Let $\mathfrak{u}(n,\mathbb{C})$ be the Lie algebra of strictly upper triangular $n\times n$ matrices over $\mathbb{C}$.
I am trying to show that $\mathfrak{u}(n,\mathbb{C})$ is a nilpotent Lie algebra for $n\geq 2$.
This is what I have looked at so far.
I have done some explicit calculations (I shall omit the bulk of them and just summarise below) for $n=2,3,4$ and have come up with some ideas.
Let $L=\mathfrak{u}(n, \mathbb{C})$.
If $n=2$,
$L^1 = [L, L] = <0>_{\mathbb{C}}$
So $L$ is nilpotent.
If $n=3$,
$L^1 = [L, L] = <e_{13}>_{\mathbb{C}}$
$L^2 = [L, L^1] = <0>_{\mathbb{C}} = \left\{ 0 \right\}$
So, $L$ is nilpotent.
If $n=3$
$L^1 = [L,L] = <e_{13},e_{14},e_{24}>_\mathbb{C}$
$L^2 = [L,L^1] = <e_{14}>_{\mathbb{C}}$
$L^3 = [L, L^2] = <0>_{\mathbb{C}} = \left\{ 0 \right\}$
So, $L$ is nilpotent.
So my hypothesis so far is that for an arbitrary $m\in\mathbb{N}$, $L^{m-1}=\{0\}$
My instinct is to do this by induction. My base case, $n=2$ has already been shown. Now I assume that $\mathfrak{u}(n,\mathbb{C})$ is nilpotent for $n=k$ ($k\in\mathbb{N}$) and consider the case for n=k+1.
However, I have no idea how to link these two cases together. I have read in Introduction to Lie Algebras and Representation Theory – J.E. Humphreys that $L^k$ should be spanned by basis vectors $e_{ij}$ where $j-i=k+1$ – however in my calculations for $L^1$, I obtain an $e_{14}$ which does not satisfy 4-1=2.

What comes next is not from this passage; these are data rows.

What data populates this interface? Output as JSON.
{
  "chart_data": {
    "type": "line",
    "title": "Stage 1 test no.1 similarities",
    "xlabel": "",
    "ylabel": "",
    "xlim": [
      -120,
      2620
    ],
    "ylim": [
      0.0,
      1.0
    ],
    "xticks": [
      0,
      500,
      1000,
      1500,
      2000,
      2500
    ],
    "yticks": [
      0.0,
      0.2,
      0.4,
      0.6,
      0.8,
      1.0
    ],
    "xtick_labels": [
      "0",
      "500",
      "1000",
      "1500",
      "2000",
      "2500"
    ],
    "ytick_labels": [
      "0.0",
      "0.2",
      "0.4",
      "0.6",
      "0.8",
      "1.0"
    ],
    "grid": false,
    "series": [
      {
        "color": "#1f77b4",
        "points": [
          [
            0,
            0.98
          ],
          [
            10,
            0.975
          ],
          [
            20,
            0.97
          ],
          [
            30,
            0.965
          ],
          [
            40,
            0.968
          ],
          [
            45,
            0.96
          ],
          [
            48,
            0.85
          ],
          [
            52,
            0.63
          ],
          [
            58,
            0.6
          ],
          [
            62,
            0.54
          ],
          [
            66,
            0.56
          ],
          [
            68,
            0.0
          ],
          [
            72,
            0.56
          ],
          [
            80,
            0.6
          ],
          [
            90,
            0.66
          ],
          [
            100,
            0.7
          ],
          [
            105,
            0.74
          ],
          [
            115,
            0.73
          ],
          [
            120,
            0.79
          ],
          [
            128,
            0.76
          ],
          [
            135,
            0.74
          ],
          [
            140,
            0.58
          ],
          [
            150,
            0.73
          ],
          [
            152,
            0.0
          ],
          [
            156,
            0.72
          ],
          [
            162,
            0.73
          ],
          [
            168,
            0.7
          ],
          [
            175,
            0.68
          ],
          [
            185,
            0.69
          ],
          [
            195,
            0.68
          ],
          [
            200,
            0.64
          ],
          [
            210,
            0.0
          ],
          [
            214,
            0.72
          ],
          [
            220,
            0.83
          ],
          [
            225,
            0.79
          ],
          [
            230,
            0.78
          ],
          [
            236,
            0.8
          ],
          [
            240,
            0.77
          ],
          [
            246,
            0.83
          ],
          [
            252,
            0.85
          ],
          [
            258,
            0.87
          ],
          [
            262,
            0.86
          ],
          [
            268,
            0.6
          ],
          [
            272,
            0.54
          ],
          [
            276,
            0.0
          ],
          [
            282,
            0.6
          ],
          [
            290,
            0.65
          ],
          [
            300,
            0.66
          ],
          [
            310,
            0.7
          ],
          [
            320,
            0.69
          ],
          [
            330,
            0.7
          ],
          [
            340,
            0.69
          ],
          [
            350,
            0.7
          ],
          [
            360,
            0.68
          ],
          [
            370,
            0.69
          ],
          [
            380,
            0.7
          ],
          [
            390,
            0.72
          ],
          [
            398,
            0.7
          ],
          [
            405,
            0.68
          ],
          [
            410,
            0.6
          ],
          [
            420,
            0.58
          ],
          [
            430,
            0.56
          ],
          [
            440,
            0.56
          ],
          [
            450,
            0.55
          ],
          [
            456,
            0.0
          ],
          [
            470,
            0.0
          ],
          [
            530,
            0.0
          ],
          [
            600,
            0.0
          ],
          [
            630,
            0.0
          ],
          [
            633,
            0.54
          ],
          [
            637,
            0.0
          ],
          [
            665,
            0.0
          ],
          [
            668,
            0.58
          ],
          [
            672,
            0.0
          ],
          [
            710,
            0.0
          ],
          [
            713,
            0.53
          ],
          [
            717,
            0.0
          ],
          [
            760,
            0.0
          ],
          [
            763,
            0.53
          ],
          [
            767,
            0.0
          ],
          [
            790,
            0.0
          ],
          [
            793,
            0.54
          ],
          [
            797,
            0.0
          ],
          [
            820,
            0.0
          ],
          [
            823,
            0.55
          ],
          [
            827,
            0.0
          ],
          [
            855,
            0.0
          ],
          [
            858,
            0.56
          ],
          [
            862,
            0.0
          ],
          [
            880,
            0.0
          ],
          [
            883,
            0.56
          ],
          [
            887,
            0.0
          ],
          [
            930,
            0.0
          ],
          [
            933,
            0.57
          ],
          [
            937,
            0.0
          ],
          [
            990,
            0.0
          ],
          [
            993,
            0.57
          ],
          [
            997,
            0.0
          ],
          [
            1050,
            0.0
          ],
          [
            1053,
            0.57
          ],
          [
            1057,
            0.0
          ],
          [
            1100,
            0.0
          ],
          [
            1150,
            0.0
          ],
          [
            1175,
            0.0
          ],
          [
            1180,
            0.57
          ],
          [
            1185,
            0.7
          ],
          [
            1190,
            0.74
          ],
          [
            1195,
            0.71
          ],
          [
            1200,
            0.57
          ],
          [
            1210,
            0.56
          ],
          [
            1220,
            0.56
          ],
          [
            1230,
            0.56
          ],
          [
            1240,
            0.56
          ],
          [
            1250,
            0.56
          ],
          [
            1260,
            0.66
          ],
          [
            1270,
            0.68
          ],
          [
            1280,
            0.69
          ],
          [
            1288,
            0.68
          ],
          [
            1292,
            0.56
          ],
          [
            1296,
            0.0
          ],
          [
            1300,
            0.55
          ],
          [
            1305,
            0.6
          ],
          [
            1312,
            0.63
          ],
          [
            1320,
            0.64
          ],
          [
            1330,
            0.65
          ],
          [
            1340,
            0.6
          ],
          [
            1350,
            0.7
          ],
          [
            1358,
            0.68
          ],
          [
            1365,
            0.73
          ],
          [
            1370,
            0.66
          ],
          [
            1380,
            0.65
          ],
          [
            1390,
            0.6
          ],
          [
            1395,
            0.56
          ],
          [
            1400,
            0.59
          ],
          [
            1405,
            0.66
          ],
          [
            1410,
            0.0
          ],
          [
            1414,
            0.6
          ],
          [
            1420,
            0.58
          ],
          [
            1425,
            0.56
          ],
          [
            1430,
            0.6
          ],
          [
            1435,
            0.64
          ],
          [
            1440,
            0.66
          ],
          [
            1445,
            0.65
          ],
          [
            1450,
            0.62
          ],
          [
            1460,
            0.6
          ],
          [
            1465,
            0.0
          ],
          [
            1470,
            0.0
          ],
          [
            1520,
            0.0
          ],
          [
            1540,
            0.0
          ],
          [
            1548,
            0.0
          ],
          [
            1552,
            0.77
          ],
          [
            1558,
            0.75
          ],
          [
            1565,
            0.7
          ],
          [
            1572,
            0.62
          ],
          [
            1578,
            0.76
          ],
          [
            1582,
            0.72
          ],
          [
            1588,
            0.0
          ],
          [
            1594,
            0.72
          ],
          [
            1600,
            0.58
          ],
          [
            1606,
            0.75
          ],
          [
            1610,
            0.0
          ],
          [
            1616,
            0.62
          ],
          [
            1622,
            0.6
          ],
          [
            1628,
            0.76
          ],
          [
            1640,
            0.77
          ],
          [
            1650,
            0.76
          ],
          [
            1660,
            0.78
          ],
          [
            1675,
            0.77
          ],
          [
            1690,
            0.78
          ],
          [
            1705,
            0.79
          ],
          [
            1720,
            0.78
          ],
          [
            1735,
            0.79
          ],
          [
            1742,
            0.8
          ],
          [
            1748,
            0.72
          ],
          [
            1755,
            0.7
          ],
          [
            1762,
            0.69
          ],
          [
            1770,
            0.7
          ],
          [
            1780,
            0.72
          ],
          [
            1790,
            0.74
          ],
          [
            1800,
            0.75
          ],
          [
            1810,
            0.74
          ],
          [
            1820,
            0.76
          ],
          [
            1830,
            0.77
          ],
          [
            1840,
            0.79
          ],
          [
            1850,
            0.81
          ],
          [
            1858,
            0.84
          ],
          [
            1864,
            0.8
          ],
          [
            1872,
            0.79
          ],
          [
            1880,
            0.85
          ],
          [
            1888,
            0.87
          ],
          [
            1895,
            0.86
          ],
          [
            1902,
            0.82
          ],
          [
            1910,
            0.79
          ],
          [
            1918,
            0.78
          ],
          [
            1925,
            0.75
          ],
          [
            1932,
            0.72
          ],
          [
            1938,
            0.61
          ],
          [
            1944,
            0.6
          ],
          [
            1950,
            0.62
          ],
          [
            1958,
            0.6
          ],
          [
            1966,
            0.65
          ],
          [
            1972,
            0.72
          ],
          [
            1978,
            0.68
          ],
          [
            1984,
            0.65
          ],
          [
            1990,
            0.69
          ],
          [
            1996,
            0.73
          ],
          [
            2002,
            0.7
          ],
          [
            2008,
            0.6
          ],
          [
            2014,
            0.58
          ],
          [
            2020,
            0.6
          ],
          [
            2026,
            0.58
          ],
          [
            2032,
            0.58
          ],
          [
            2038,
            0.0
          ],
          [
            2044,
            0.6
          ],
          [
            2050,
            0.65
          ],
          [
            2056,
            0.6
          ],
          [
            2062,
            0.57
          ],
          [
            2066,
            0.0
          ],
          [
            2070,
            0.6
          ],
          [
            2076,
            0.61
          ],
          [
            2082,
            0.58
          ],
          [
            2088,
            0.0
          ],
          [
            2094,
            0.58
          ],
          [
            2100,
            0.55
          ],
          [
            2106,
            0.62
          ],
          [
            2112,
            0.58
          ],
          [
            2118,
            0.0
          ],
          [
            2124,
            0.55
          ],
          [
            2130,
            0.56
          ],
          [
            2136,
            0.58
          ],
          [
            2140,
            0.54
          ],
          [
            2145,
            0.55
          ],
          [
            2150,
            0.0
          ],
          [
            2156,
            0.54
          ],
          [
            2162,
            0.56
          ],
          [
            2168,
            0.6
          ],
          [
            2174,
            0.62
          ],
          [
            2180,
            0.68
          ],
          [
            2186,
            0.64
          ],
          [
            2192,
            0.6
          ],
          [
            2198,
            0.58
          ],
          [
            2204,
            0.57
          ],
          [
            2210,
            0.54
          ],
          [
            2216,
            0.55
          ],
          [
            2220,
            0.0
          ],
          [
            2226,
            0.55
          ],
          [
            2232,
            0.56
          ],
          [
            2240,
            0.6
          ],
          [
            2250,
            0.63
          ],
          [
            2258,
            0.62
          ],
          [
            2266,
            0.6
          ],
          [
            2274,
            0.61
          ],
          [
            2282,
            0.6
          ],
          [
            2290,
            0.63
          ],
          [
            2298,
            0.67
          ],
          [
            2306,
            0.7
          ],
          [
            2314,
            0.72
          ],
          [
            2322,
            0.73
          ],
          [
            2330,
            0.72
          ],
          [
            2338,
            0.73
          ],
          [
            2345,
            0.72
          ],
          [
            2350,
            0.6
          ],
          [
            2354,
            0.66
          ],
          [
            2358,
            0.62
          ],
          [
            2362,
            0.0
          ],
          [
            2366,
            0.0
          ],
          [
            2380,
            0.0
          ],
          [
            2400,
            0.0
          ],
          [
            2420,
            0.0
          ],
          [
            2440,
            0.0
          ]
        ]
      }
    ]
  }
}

Am I missing something completely obvious? Or have I made a mistake somewhere? (I have checked my calculations numerous times, but cannot find any errors!)
Thanks,
Andy.
Best Answer
Your computations easily generalize to arbitrary $n\ge 1$. We have to compute $L^1=[L,L]$, $L^2=[L,[L,L]]$, $L^3=[L,[L,[L,L]]$ and so on. In each step the strictly upper triangular matrices of $L$ obtain a new side diagonal consisiting of zeros. In other words, the zero diagonal is expanding to the right upper corner each time we we pass from $L^k$ to $L^{k+1}$. The reson is, that $L^k=[L,L^{k-1}]$ and the commutator is given by $[A,B]=AB-BA$. Consequently we arrive at $L^m=0$ for some $m\le n$. Hence one can even argue without induction. But of course, also an induction will work.